Teresa Guerrero Madrid

Madrid

Updated Monday, February 26, 2024-21:01

It is called Thwaites in homage to the geologist who first studied it, but it is known as the glacier at the end of the world, a catastrophic nickname that refers to the possible consequences that its disappearance would unleash on our planet.

With its 128 kilometers, this imposing mass of ice located in Western Antarctica

is the widest glacier in the world

, so the rapid melting it is experiencing as temperatures increase keeps scientists in suspense, who a year ago detected how warm water is seeping through its cracks to its most vulnerable areas, causing it to thaw.

Their estimates suggest that

if this frozen mass the size of the state of Florida were to melt completely, the global sea level would rise by about 65 centimeters,

although there are authors who raise this possible increase to three meters when considering the imbalance that its disappearance could cause. end up causing the entire Antarctic system.

At the moment,

the Thwaites currently contributes to 4% of global sea level rise.

Scientists know that it was from the 1970s onwards that its melting accelerated, but until now they had not been able to determine when its decline as a glacier began, a fact that a team of researchers from the University of Houston (USA) revealed this Monday in the journal

Proceedings of the National Academy of Sciences (PNAS).

They suggest that the Thwaites Glacier has recorded a significant retreat since the 1940s,

the same decade in which another prominent Antarctic glacier, Pine Island,

which is the fastest melting, began to retreat to the point of that 25% of the ice loss in Antarctica is attributed to him.

"What is especially important about our study is that this change is neither random nor specific to a glacier. It is part of a broader context of changing climate," Rachel Clark, co-author of the research, said in a statement.

A phenomenon triggered by El Niño

According to Clark and his colleagues, the retreat of these glaciers was probably initiated by an extreme climate pattern from the periodic natural phenomenon known as El Niño that warmed West Antarctica.

Since then, the authors say,

the Thwaites has not recovered and currently contributes to the 4% of global sea level rise attributed to it.

"It is significant that El Niño only lasted a couple of years, but the two glaciers, Thwaites and Pine Island, are still in significant retreat.

Once the system becomes unbalanced, the retreat continues,"

says Julia Wellner, associate professor of geology at the University of Houston and principal investigator in the US of the international Thwaites Offshore Research (THOR) project of which the authors of the study are part.

Samples taken in 2019

The evolution of glaciers and ice sheets at the poles is continuously monitored by Earth observation satellites, but these instruments have been in operation for a few decades.

Therefore, this research is based on the results obtained during an expedition to the Amundsen Sea in early 2019 aboard the icebreaking research vessel

Nathaniel B. Palmer

.

The scientists took samples (cores) of marine sediments that allowed them

to reconstruct the geological history of the glacier from about 11,000 years ago to the present day

.

Dating these materials, they concluded that a significant thaw of the Thwaites began in the 1940s.

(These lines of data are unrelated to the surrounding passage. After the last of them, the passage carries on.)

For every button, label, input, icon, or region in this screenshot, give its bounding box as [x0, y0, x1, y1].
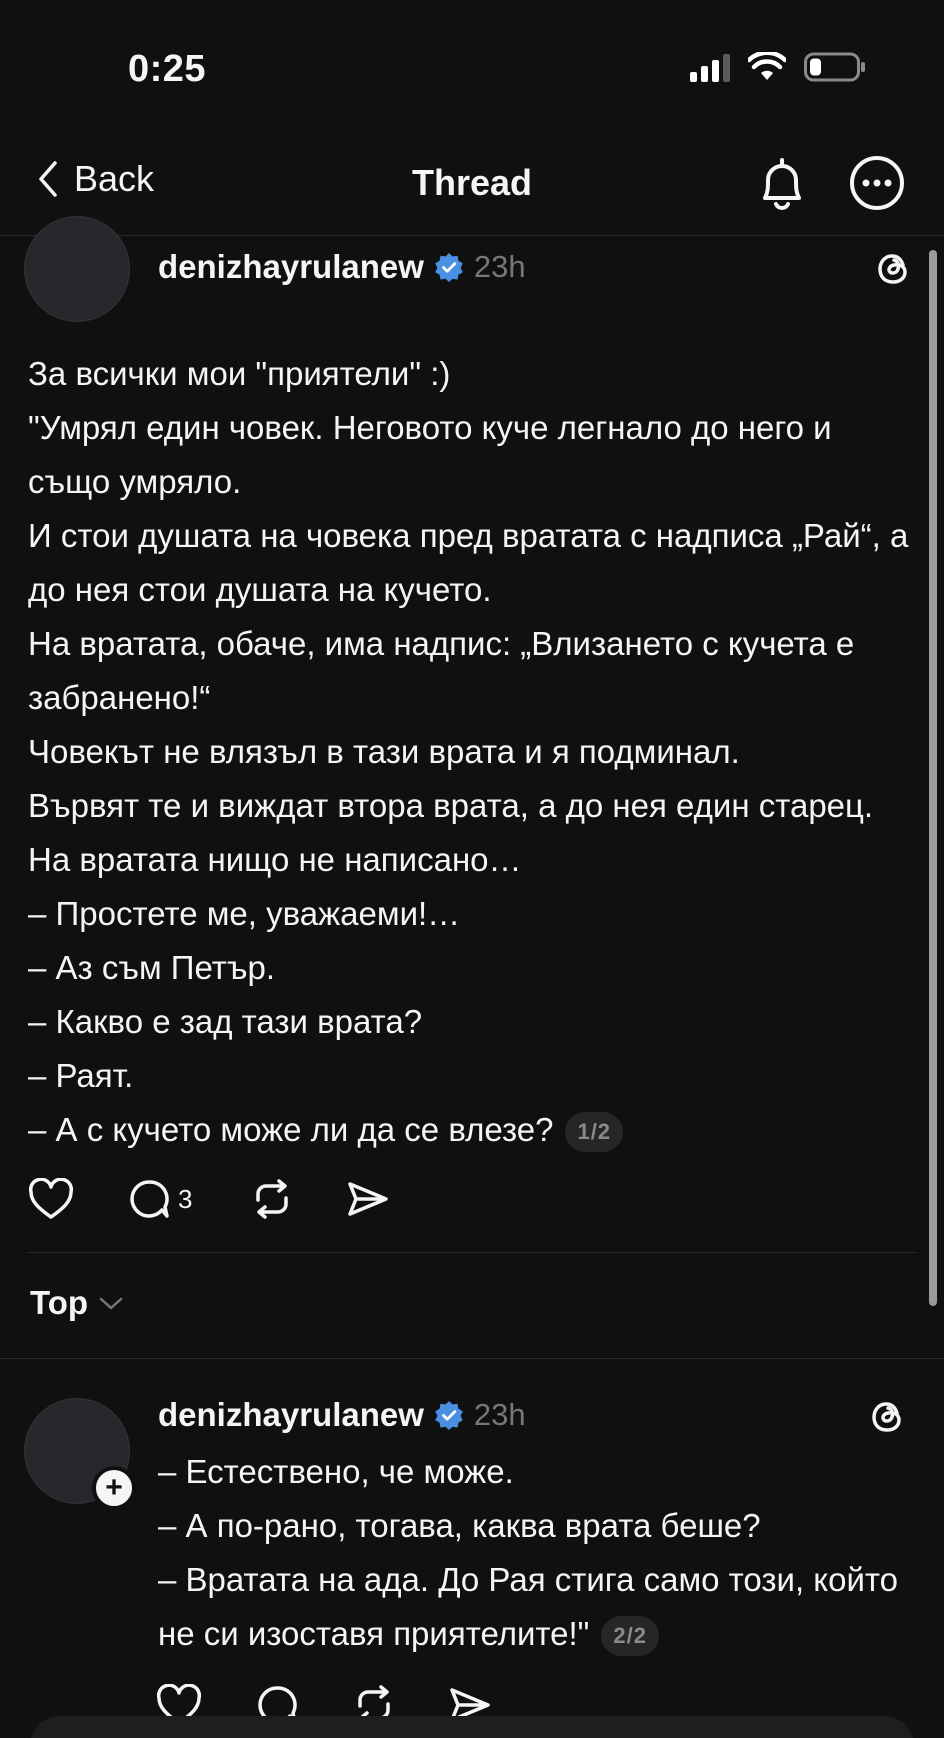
- post-line: – Какво е зад тази врата?: [28, 1003, 423, 1040]
- post-line: – Аз съм Петър.: [28, 949, 276, 986]
- post-line: И стои душата на човека пред вратата с н…: [28, 517, 909, 608]
- post-line-last: – А с кучето може ли да се влезе? 1/2: [28, 1103, 918, 1157]
- repost-button[interactable]: [250, 1178, 294, 1220]
- thread-screen: 0:25 Back Thread denizhayrulanew 23h За …: [0, 0, 944, 1738]
- page-badge: 2/2: [601, 1616, 659, 1657]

Thwaites Glacier in 2019Robert Larter

"The finding that both Thwaites Glacier and Pine Island share a common history of thinning and retreat corroborates the theory that

ice loss in the Amundsen Sea sector

of the West Antarctic Ice Sheet

is predominantly controlled by external factors, which involve changes in oceanic and atmospheric circulation,

and not by the internal dynamics of the glacier or local changes, such as melting on the glacier bed or the accumulation of snow on its surface," says Claus-Dieter Hillenbrand, principal investigator of THOR in the United Kingdom and co-author of the study.

Another of the authors, James Smith (marine geologist at the British Antarctic Survey) emphasizes that a significant implication of their findings is that

"once a glacier retreat has been set in motion, it can continue for decades

, even if the situation that caused it does not get worse.

Therefore, he considers it "possible that the changes we see today in Thwaites and Pine Island - and potentially throughout Amundsen Bay - were essentially set in motion in the 1940s."

The Thwaites Glacier, they highlight, plays "a vital role" in regulating the stability of the West Antarctic Ice Sheet, and therefore, in global sea level rise.

As Julia Wellner points out, "it is an important glacier not only for its contribution to sea level rise but because

it acts like the cork in a bottle, retaining a larger area of ​​ice behind it

. If Thwaites becomes destabilized, there is the possibility of all the ice in West Antarctica becoming destabilized.

According to the World Meteorological Organization (WMO), the Antarctic Peninsula is one of the areas of the planet in which the greatest warming is being recorded, with almost three degrees of increase in temperature in the last 50 years.

On February 6, 2020, the maximum temperature record on that continent was broken when 18.3 degrees Celsius was recorded at the Esperanza station (Argentina).

In March 2022, unusually high temperatures were recorded, between 20 and 30 degrees above average in the heart of the Antarctic continent for that time due to an exceptionally mild air mass for that season.